Ulli Lautenschläger von der Mieterberatung Prenzlauer Berg fasste alles zusammen, was man zu diesem Thema auf eine letzte Zigarette noch hätte sagen müssen. Katrin Lompscher, als neue Baustadträtin von Lichtenberg, zeigte, dass sie den Inhalt des Koalitionsvertrages deuten konnte. Volkmar Strauch wehrte den Versuch ihn parteipolitisch einzuordnen erfolgreich ab. Den Rest habe ich vergessen. Die Moderation von Werner Orlowsky gab mir das sympathische Gefühl von Kontinuität und Urgestein, das eigentliche Salz in der Suppe des Abends. Während des Wartens schweiften meine Gedanken ab, behutsam zu meinem Banknachbarn und behutsam zu Splittern der Stadterneuerung.

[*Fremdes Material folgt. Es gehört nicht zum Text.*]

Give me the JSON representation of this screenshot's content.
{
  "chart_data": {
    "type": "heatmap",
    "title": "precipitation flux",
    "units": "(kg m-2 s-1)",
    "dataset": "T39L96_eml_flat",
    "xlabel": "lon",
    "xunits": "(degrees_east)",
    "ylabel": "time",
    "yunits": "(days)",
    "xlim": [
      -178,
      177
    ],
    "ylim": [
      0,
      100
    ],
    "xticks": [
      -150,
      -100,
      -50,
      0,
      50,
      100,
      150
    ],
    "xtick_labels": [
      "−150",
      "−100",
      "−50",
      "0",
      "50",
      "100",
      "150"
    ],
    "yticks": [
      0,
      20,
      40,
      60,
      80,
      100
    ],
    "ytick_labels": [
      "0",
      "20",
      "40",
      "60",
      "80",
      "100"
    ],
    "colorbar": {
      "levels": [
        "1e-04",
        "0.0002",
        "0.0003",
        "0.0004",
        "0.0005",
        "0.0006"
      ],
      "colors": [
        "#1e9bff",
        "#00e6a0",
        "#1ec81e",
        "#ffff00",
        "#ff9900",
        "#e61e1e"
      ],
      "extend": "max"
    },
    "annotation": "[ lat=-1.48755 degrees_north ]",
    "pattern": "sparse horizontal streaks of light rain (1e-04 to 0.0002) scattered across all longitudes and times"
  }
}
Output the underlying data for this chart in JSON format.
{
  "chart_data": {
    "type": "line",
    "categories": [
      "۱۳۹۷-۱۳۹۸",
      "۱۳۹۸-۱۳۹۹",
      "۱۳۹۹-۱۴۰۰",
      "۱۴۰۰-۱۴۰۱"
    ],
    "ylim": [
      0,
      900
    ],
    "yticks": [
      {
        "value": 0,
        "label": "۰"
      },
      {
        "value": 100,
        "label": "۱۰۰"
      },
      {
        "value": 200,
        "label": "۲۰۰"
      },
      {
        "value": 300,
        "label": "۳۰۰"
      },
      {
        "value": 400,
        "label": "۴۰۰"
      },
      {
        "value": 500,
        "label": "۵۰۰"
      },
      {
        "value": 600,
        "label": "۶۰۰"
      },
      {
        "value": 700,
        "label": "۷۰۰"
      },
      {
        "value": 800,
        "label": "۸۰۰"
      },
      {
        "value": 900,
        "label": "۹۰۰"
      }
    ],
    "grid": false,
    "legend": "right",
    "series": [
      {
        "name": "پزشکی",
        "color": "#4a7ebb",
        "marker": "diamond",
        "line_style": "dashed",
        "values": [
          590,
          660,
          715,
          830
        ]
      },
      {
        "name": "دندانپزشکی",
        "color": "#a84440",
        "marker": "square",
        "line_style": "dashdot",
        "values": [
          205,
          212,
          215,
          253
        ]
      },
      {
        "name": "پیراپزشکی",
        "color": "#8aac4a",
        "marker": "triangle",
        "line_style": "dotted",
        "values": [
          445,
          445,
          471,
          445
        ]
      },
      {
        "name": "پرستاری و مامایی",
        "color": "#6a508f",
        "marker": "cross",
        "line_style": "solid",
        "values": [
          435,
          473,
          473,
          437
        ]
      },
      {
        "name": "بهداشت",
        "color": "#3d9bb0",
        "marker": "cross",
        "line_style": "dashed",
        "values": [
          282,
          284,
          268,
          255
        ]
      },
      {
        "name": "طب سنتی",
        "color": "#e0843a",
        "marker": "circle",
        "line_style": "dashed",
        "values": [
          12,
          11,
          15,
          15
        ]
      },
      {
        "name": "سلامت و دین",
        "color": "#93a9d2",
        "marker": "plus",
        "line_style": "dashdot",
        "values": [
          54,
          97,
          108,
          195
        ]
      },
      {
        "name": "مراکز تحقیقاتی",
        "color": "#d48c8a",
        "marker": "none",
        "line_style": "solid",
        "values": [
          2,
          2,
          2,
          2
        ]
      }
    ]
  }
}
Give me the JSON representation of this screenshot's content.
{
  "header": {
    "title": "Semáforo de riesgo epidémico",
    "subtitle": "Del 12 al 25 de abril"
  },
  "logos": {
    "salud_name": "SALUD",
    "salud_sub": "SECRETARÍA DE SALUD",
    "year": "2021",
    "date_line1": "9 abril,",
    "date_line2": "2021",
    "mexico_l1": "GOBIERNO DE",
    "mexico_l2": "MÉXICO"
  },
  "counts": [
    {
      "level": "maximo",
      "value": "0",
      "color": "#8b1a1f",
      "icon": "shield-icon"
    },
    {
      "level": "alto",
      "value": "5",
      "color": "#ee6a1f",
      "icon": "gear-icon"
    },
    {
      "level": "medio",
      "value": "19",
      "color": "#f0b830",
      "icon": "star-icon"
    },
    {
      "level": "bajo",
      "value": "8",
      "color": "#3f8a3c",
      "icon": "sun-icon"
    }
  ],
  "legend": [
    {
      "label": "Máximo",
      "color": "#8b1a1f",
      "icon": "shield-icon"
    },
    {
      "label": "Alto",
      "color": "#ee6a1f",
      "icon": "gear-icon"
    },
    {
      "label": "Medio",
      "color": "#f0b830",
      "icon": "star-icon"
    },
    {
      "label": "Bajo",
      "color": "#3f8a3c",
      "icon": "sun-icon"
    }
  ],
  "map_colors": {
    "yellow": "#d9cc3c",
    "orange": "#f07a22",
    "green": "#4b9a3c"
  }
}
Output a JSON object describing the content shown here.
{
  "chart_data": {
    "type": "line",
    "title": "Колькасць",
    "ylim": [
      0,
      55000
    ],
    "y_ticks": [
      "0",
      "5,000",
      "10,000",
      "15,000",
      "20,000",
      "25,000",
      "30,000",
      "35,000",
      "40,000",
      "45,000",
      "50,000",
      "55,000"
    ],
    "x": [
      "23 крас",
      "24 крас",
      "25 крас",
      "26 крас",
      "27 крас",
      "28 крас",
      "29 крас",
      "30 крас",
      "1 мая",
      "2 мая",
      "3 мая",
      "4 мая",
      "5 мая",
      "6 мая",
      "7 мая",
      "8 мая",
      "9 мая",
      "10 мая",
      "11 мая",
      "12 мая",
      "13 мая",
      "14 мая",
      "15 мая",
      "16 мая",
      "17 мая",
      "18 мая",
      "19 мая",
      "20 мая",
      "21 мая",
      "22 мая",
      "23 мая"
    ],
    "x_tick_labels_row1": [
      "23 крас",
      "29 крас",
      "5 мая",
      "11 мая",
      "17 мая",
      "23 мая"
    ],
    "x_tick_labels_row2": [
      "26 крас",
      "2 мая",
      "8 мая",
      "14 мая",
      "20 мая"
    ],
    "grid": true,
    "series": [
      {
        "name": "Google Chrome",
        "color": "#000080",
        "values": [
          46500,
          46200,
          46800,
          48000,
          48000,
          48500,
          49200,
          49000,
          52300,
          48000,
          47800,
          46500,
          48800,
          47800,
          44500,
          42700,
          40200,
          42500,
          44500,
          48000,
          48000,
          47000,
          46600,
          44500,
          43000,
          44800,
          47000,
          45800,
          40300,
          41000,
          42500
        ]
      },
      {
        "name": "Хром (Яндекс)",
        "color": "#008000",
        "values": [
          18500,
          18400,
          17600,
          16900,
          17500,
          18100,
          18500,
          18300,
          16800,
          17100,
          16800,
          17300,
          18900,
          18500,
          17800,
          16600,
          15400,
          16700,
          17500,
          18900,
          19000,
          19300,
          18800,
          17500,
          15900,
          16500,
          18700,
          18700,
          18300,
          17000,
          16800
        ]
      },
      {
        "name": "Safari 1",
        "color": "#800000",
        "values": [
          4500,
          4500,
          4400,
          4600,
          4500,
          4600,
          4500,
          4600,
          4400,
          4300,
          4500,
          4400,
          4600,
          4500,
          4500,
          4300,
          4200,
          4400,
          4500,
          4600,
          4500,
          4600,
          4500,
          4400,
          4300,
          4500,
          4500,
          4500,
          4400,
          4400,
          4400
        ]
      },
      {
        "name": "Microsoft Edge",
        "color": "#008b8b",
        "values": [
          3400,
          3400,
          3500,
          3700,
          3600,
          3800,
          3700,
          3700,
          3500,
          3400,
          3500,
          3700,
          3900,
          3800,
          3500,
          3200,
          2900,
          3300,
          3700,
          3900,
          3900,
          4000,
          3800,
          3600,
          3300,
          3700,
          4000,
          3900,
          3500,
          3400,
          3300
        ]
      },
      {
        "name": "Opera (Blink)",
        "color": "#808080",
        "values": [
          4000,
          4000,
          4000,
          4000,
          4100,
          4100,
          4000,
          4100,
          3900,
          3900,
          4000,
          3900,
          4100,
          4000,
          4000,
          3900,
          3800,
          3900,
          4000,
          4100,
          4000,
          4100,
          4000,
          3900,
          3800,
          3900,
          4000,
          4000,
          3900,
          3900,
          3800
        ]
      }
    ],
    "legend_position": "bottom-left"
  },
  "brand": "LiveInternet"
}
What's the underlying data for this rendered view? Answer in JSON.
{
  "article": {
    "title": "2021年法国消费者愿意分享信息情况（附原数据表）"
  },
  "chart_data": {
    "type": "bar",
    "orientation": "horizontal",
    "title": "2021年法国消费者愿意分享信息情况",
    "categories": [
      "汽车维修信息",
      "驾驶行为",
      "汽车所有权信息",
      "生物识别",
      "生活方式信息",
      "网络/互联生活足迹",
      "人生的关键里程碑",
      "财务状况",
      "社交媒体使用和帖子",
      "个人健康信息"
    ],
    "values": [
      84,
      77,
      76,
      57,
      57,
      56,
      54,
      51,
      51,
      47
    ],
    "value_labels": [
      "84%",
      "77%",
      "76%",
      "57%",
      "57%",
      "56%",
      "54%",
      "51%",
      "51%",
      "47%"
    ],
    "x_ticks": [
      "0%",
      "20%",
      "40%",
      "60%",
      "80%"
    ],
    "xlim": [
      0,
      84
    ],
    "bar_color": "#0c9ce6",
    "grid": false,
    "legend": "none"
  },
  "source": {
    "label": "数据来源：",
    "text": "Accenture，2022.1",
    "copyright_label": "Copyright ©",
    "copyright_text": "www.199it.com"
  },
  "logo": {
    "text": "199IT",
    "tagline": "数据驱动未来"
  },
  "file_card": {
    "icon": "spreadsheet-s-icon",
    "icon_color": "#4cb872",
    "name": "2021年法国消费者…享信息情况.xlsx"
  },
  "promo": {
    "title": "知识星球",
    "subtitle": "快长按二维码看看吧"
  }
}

Die damalige Stadträtin für Sport, Schule und Bildung stellte anlässlich des Berichts zur Entlassung des Sanierungsgebietes "Schöneberg-Nord" nach 15 Jahren Sanierung fest, dass die baulichen Ziele zwar erreicht wären, die soziale Infrastruktur und das Wohnumfeld aber nach wie vor defizitär und eine soziale Stabilisierung nicht gelungen sei. Dies zeige sich vor allem im Wegzug von Familien mit Kindern und in der hohen Konzentration der Arbeitslosigkeit. Ähnlich sehe es im Wedding aus. Resümierend schätzte der Stadtplanungsleiter ein, dass soziale Ziele in Sanierungsgebieten nicht durchsetzbar seien.
Dann kam der Quartiersmanager und richtete Bolzplätze ein.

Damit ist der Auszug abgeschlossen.